Résumé de la décision
Mme B A a déposé une requête le 21 juillet 2023 pour contester l'arrêté du 12 décembre 2022 par lequel la préfète de l'Allier a refusé de lui délivrer un titre de séjour. Elle a demandé l'annulation de cet arrêté, une injonction à la préfète de lui délivrer le titre de séjour dans un délai de deux jours, ainsi qu'une indemnisation de 1 200 euros. La préfète a répondu par un mémoire en défense, concluant au rejet de la requête. Le tribunal a constaté que la requête était tardive, car le délai de recours de deux mois avait expiré, rendant l'arrêté définitif. En conséquence, la requête a été rejetée pour irrecevabilité manifeste.
Arguments pertinents
1. Délai de recours : Le tribunal a rappelé que, selon l'article R. 421-1 du code de justice administrative, "la juridiction ne peut être saisie que par voie de recours formé contre une décision, et ce, dans les deux mois à partir de la notification ou de la publication de la décision attaquée". Dans ce cas, le délai de recours avait expiré avant l'enregistrement de la requête de Mme A.
2. Interruption du délai par la demande d'aide juridictionnelle : Le tribunal a également souligné que la demande d'aide juridictionnelle, bien que déposée, n'a pas permis de régulariser la situation, car la décision de rejet de cette demande a été notifiée le 9 mars 2023, et le nouveau délai de recours de deux mois a commencé à courir à partir du 11 mars 2023. La requête a été enregistrée après l'expiration de ce délai.
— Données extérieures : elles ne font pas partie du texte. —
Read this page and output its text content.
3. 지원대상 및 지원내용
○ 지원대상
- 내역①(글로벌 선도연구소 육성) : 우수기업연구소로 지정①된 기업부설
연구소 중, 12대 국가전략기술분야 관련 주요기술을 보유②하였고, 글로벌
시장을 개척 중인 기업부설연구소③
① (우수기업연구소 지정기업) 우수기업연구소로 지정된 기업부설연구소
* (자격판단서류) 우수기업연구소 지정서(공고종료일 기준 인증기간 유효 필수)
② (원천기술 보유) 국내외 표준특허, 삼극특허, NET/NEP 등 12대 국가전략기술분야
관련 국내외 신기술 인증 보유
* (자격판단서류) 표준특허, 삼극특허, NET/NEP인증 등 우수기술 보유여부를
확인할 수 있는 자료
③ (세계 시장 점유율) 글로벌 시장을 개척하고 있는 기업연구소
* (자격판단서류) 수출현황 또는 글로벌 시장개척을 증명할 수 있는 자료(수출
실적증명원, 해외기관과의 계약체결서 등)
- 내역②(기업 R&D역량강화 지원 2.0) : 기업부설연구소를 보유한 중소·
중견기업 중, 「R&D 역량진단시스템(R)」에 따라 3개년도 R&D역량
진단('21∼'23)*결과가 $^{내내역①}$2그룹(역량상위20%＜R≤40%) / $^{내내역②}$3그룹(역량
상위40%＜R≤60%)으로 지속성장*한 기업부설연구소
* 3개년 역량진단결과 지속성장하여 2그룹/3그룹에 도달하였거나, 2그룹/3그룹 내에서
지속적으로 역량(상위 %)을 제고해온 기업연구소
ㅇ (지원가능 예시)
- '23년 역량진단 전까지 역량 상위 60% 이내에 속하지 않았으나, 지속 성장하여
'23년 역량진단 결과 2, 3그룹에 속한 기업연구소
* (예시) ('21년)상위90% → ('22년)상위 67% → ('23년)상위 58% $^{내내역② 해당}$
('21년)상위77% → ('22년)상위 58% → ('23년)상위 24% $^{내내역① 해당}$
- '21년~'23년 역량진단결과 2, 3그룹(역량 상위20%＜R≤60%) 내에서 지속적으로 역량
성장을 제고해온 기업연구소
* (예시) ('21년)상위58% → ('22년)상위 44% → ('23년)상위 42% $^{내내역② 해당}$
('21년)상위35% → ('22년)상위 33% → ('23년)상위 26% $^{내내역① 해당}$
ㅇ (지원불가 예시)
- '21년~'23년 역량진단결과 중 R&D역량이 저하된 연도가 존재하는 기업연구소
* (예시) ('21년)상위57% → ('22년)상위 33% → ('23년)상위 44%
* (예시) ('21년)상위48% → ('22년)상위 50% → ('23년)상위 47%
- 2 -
3. Irrecevabilité manifeste : En raison de la tardiveté de la requête, le tribunal a conclu qu'elle était "entachée d'une irrecevabilité manifeste insusceptible d'être couverte en cours d'instance".
Interprétations et citations légales
1. Article R. 421-1 du code de justice administrative : Cet article stipule que "la juridiction ne peut être saisie que par voie de recours formé contre une décision, et ce, dans les deux mois à partir de la notification ou de la publication de la décision attaquée". Cela établit clairement le cadre temporel dans lequel un recours doit être introduit.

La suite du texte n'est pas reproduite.